Una durissima giornata di lavoro o alle prese con gli impegni familiari, un rientro a casa difficoltoso e nessuna voglia di mettersi ai fornelli: è una situazione piuttosto familiare a ciascuno di noi. La risposta all’SOS dei più esausti tra gli “affamati” è spesso ben conservata nel freezer. Che siano come natura li ha fatti, o sotto forma delle più diverse geometrie e preparazioni culinarie, i surgelati si trasformano, a contatto con padelle e calore, in piatti di tutto rispetto.

I prodotti surgelati che gli italiani prediligono sono le verdure e le patate, in versione “nature”, appena sbollentate o nelle soluzioni precotte, quindi già elaborate. Mentre al terzo posto di questa particolare classifica, c’è il pesce. Nel 2018, secondo un rapporto Ismea (Istituto di Servizi per il Mercato Agricolo Alimentare), si è registrato un aumento del 2,6% di prodotti ittici (surgelati) acquistati, mentre di contro il mercato italiano aveva visto la domanda di pesce diminuire, l’anno precedente. Il giro d’affari che interessa questi prodotti è pari ad 860 milioni di euro, secondo le stesse stime.

Occorre naturalmente accertarsi della qualità dell’offerta, facendo attenzione alle aree di provenienza del pesce e alle indicazioni relative alla sostenibilità del pescato. E’ vero che sui surgelati pesano ancora dei pregiudizi, ma si fa presto a smontarli. Secondo alcuni, tutti i prodotti di questo tipo (non solo il pesce) non avrebbero lo stesso valore nutritivo degli alimenti freschi. Una convinzione da smentire: se il processo di surgelazione è stato eseguito correttamente, questo rischio non esiste. Anzi, soprattutto nel caso del pesce, le temperature sotto lo zero, abbattono completamente le cariche batteriche normalmente presenti nei cibi.
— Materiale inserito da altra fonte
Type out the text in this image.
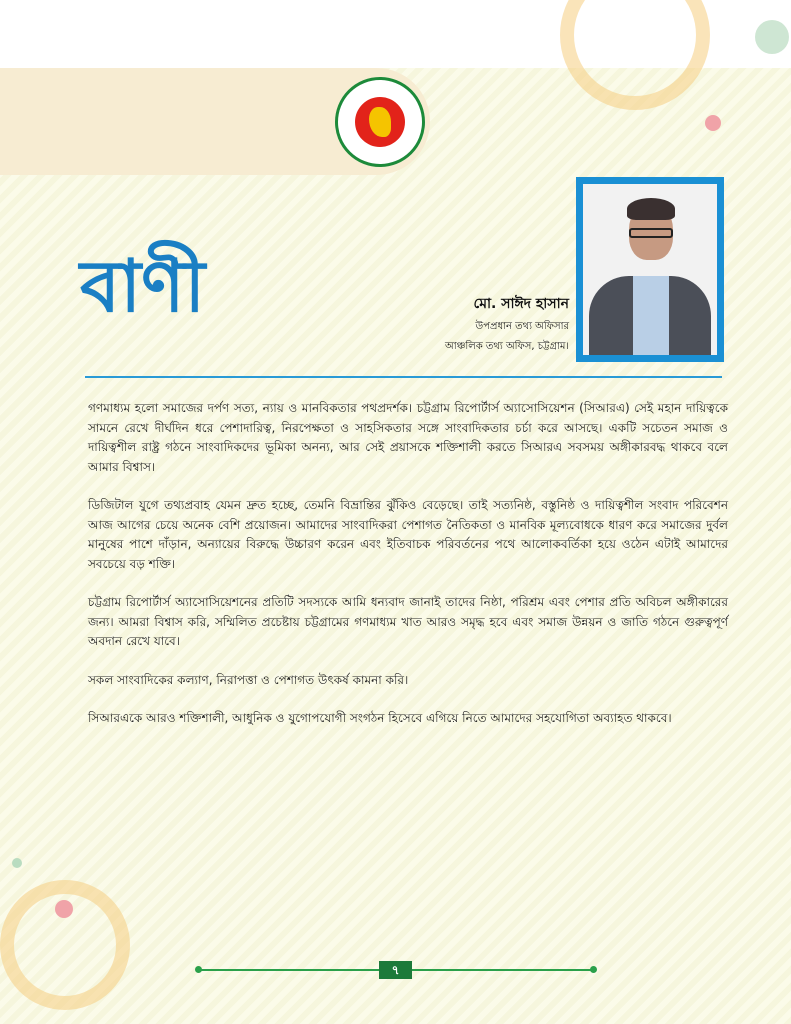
বাণী	মো. সাঈদ হাসান
উপপ্রধান তথ্য অফিসার
আঞ্চলিক তথ্য অফিস, চট্টগ্রাম।

গণমাধ্যম হলো সমাজের দর্পণ সত্য, ন্যায় ও মানবিকতার পথপ্রদর্শক। চট্টগ্রাম রিপোর্টার্স অ্যাসোসিয়েশন (সিআরএ) সেই মহান দায়িত্বকে সামনে রেখে দীর্ঘদিন ধরে পেশাদারিত্ব, নিরপেক্ষতা ও সাহসিকতার সঙ্গে সাংবাদিকতার চর্চা করে আসছে। একটি সচেতন সমাজ ও দায়িত্বশীল রাষ্ট্র গঠনে সাংবাদিকদের ভূমিকা অনন্য, আর সেই প্রয়াসকে শক্তিশালী করতে সিআরএ সবসময় অঙ্গীকারবদ্ধ থাকবে বলে আমার বিশ্বাস।

ডিজিটাল যুগে তথ্যপ্রবাহ যেমন দ্রুত হচ্ছে, তেমনি বিভ্রান্তির ঝুঁকিও বেড়েছে। তাই সত্যনিষ্ঠ, বস্তুনিষ্ঠ ও দায়িত্বশীল সংবাদ পরিবেশন আজ আগের চেয়ে অনেক বেশি প্রয়োজন। আমাদের সাংবাদিকরা পেশাগত নৈতিকতা ও মানবিক মূল্যবোধকে ধারণ করে সমাজের দুর্বল মানুষের পাশে দাঁড়ান, অন্যায়ের বিরুদ্ধে উচ্চারণ করেন এবং ইতিবাচক পরিবর্তনের পথে আলোকবর্তিকা হয়ে ওঠেন এটাই আমাদের সবচেয়ে বড় শক্তি।

চট্টগ্রাম রিপোর্টার্স অ্যাসোসিয়েশনের প্রতিটি সদস্যকে আমি ধন্যবাদ জানাই তাদের নিষ্ঠা, পরিশ্রম এবং পেশার প্রতি অবিচল অঙ্গীকারের জন্য। আমরা বিশ্বাস করি, সম্মিলিত প্রচেষ্টায় চট্টগ্রামের গণমাধ্যম খাত আরও সমৃদ্ধ হবে এবং সমাজ উন্নয়ন ও জাতি গঠনে গুরুত্বপূর্ণ অবদান রেখে যাবে।

সকল সাংবাদিকের কল্যাণ, নিরাপত্তা ও পেশাগত উৎকর্ষ কামনা করি।

সিআরএকে আরও শক্তিশালী, আধুনিক ও যুগোপযোগী সংগঠন হিসেবে এগিয়ে নিতে আমাদের সহযোগিতা অব্যাহত থাকবে।

৭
I valori nutritivi si conservano dunque intatti e il prodotto è addirittura più sicuro di quello fresco. Quando si acquista del pesce surgelato, oltre all’origine, come già sottolineato, è bene fare attenzione alle altre informazioni presenti sull’etichetta: il nome dell’azienda produttrice, meglio se noto; il metodo usato per reperire la materia prima (se si tratta cioè di pescato o allevato) e l’elenco completo degli ingredienti.

E’ senz’altro preferibile evitare conservanti, coloranti o preparazioni troppo elaborate, che richiedano l’impiego di margarina, olii e grassi idrogenati. Importanti infine, la data di confezionamento (meglio se vicina) e quella di scadenza. Attenzione anche agli imballaggi, se sono compostabili o riciclabili è meglio per l’ambiente e per tutti noi.